MCP Servers as Lightweight Tool Providers
Each MCP server is a standalone FastMCP script. The agents spawn them as stdio subprocesses on demand, use their tools, and they exit. Since all three servers only make outbound read-only API calls, the agents run with permission_mode="bypassPermissions" — there is nothing to guard against.
All three servers fall back to realistic mock data when their external API is unavailable, so the booth always produces commentary whether or not you have an Odds API key or live games on the schedule.
The Historian's RAG Layer
The Historian agent does not just rely on the model's training data for historical context — it queries a ChromaDB vector database seeded with 18 hand-curated NBA historical facts, embedded with sentence-transformers. When a game event comes in, it runs a semantic search against the database and surfaces the most contextually relevant precedent. It is a small dataset, but it demonstrates the pattern cleanly: retrieval-augmented generation makes the agent's historical recall both targeted and extensible.
The Dashboard
The frontend is vanilla JS with no build step. It connects to the server over WebSocket and renders commentary from all three agents in side-by-side columns that update live. If multiple games are happening at once, a pill selector at the top lets you switch between them — commentary history for each game is kept in memory so switching is instant.
What I Learned
Parallel agents surface a real design tension. When you run multiple agents on the same event simultaneously, you have to decide upfront how much they share. Here, each agent has its own MCP server and no awareness of what the others are doing. That keeps them independent and fast, but it also means they cannot build on each other's observations. A more sophisticated version might pipe the Analyst's stats output into the Historian's context before it runs.

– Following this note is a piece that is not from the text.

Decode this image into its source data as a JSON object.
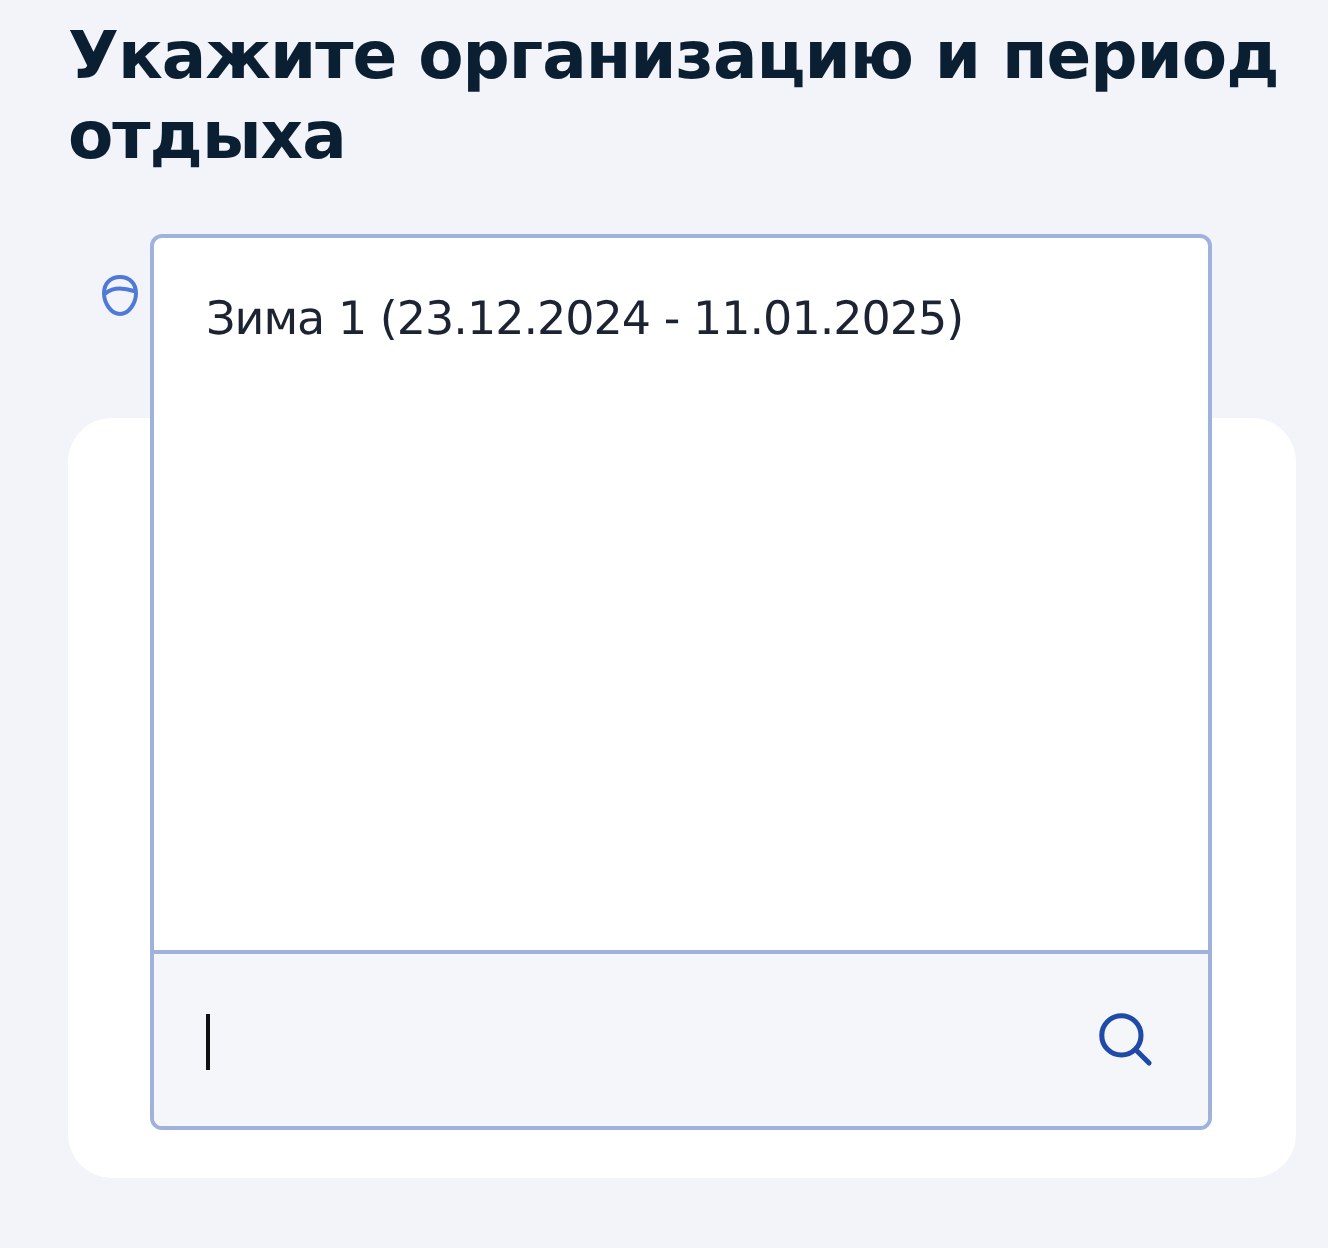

Persona consistency comes from the system prompt, not the data. The Degenerate sounds like a cynical sharp bettor even when The Odds API falls back to mock data. That voice is entirely in the prompt. Getting the persona right — specific about numbers, opinionated, slightly unhinged — is what makes the output interesting rather than generic.
Event detection quality sets the ceiling. The agents are only as interesting as the events they react to. A "scoring run" threshold of 7 points produces the right density of interesting moments — low enough to catch real momentum shifts, high enough to filter out normal variance.
Try It Out
The source is on GitHub. Run it in --demo mode to cycle through a hardcoded Lakers vs Celtics game without needing live games or an Odds API key — it is the fastest way to see all three agents in action.